The French painter, known for his sensuous depictions of Classical figures, painted the 3ft 1in x 17in (96 x 44cm) oil on canvas in 1926, a few years after he discovered Cubism through the work of Georges Braque.
During this decade his nudes became more geometrical, echoing Picasso’s contemporary ‘Pompeiian’ figures and the nudes of Poussin. His exposure to the Nabis and Fauvism also lent colour to his work.
Considered a prime example from his 1920s period, the nude offered by Piguet was knocked down at SFr55,000 (£50,000), nearly four times its upper estimate.
Though he never reached the same heights as the artists that inspired him, Souverbie is nevertheless regarded as a key figure in 20th century art and enjoyed international recognition in his time. Among his best-known commissions where the monumental sets and costumes he designed for the Opéra Garnier in Paris.
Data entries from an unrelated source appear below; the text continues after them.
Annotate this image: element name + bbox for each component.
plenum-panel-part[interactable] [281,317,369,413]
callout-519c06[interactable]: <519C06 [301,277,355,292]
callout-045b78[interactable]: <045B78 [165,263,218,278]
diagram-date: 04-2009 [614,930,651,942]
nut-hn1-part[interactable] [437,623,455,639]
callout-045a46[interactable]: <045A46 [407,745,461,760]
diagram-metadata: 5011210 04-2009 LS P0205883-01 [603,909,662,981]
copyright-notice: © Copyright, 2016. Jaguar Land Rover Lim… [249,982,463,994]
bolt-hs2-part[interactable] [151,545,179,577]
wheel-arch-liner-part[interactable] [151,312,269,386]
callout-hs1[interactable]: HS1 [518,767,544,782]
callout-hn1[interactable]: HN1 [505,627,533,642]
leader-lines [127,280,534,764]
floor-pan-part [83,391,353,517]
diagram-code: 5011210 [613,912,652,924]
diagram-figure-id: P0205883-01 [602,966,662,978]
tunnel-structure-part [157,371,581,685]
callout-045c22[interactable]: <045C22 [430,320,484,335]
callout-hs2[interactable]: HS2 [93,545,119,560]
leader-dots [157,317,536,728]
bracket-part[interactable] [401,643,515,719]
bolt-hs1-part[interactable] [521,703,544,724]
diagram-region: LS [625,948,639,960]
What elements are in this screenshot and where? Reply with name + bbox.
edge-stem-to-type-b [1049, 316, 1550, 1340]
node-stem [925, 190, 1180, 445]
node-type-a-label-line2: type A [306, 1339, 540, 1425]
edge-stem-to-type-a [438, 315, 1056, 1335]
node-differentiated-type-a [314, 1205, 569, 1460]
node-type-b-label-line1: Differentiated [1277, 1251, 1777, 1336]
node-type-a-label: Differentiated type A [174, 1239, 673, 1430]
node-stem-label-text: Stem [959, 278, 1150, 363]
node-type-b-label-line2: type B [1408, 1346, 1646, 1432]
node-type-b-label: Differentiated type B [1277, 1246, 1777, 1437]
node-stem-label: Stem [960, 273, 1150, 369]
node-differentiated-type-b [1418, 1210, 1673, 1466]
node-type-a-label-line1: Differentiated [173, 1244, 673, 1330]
The sale on March 15 also featured an intimate work showing a yacht painted in 1905 by the French Impressionist Pierre Bonnard (1867-1947).
It was among a series of pictures he created on the beaches around Dieppe where the French painter would escape when Paris got too much. “In Paris I am a critic, I cannot work there, there is too much noise, too many distractions. I know that other painters get used to this life,” he once said.
Notably, the orange-pink tones used in the sky shows the beginnings of Bonnard’s experimentation with Fauvism. Appearing at auction for the first time in over 40 years, the 9 x 6in (23 x 16cm) oil on panel was knocked down at a mid-estimate SFr65,000 (£59,000).